Hi @prof.garrison.smc,

I started recently with working on Galaxy-based metabarcoding analysis workflows for animals and plants, so this is a very timely question

I’m wondering though whether kraken2 is the best tool for taxonomy assignment in this case.

With targeted amplification of a single locus like COI, you would typically not assign raw reads, but rather condense them into a small number of amplicon sequence variants (e.g. with dada2) and kraken2 is not optimized for this few-query-sequences situation.

Wouldn’t BLAST, Sintax or Vsearch be better options, i.e. exactly the tools that they are offering their database for?

Another question: how does BOLDistilled compare to Midori2 and/or do you know other data sources besides those?

prof.garrison.smc · April 30, 2026, 7:46pm

Hi @wm75

Thanks for the suggestions about alternative workflows! I am being guided mainly by the workflow of the training project detailing microbiome analysis using Nanopore sequence data. Sorry for not posting a link. I keep getting an error that I cannot post a link from that host, but it seems to happen with any link I try to post.

I think we will likely be using Nanopore as our data source, because the per sample analysis cost is much lower than Illumina for us at present. The other appeal to this workflow is that it ends in a Krona chart, which I think is a very user-friendly data visualization, especially for work with undergrads like I do.

I have also done the pipeline training series for dada2. If I remember correctly, the metabarcoding workflow ends in R. The phyloseq package also seems to produce good visualizations without too much need for sophisticated coding knowledge.

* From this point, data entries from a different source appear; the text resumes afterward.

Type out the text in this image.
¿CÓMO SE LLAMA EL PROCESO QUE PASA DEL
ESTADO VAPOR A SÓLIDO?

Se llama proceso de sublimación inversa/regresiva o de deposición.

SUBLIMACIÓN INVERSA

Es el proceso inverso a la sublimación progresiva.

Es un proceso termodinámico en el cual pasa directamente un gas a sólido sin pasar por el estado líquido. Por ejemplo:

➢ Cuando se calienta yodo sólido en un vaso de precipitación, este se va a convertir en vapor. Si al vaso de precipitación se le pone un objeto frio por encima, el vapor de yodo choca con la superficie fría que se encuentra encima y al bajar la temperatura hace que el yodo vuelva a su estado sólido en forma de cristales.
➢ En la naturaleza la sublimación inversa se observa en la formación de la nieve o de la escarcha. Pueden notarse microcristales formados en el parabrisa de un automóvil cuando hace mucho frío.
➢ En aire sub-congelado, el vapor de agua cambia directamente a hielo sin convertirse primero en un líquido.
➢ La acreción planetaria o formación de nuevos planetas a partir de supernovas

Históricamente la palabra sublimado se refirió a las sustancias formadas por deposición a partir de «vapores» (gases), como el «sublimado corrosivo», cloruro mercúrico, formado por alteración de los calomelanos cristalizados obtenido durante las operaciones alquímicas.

I have looked at Midori. Possibly after generating the ASV dataset, I could use BLAST to generate the taxonomic assignments from either a Midori or BOLDistilled reference database? I would need to get good at hybridizing data pipelines, but I am learning that this is half the battle : )

jennaj · April 30, 2026, 9:20pm

Hello @prof.garrison.smc

Thank you for letting us know the spam filters seem a bit aggressive! URLs to GTN tutorials and to a shared history at a UseGalaxy server should be possible, but I’ll double check that it is working correctly. Meanwhile, I adjusted your account to allow links.

These are the two primary ways to share:

FAQ: Sharing your History
Then for workflows, an invocation is best! please see How to capture a share link to a Workflow Invocation

wm75 · May 1, 2026, 2:16pm

Yes, that would be the idea. You can either use BLAST directly or use “VSearch search”, which gives you more control over output filtering and formatting.

As for using Nanopore data, that is not an issue per-se and you can still use dada2. One limitation that you’ll face with ONT data, unless you’re sequencing with extra low-error rate protocols, is the number of species you can resolve reliably in the same sample. This is simply because if two COI sequences are closely related the ONT sequencing error rate might blur the line between them entirely.

Next week, I will be in a workshop with one day dedicated to metabarcoding analyses. If you want I can afterwards share with you the Galaxy analysis workflow(s) that we’re using there, and you’ll know it has at least been tested once on some real data.

prof.garrison.smc · May 7, 2026, 10:13pm

Yes, it would be great to see the pipelines that you learn about in your workshop!

I agree with you about the Nanopore error rate being a potential problem, especially when trying to group sequences for taxonomic ID. At this point, the per sample cost accessibility for use in student labs outweighs the potential issues with error rates. I really want to get NGS data into students hands from samples they collect, so they are motivated to get it though the entire analysis pipeline. It does argue for archiving samples for future analysis with a lower error rate technology.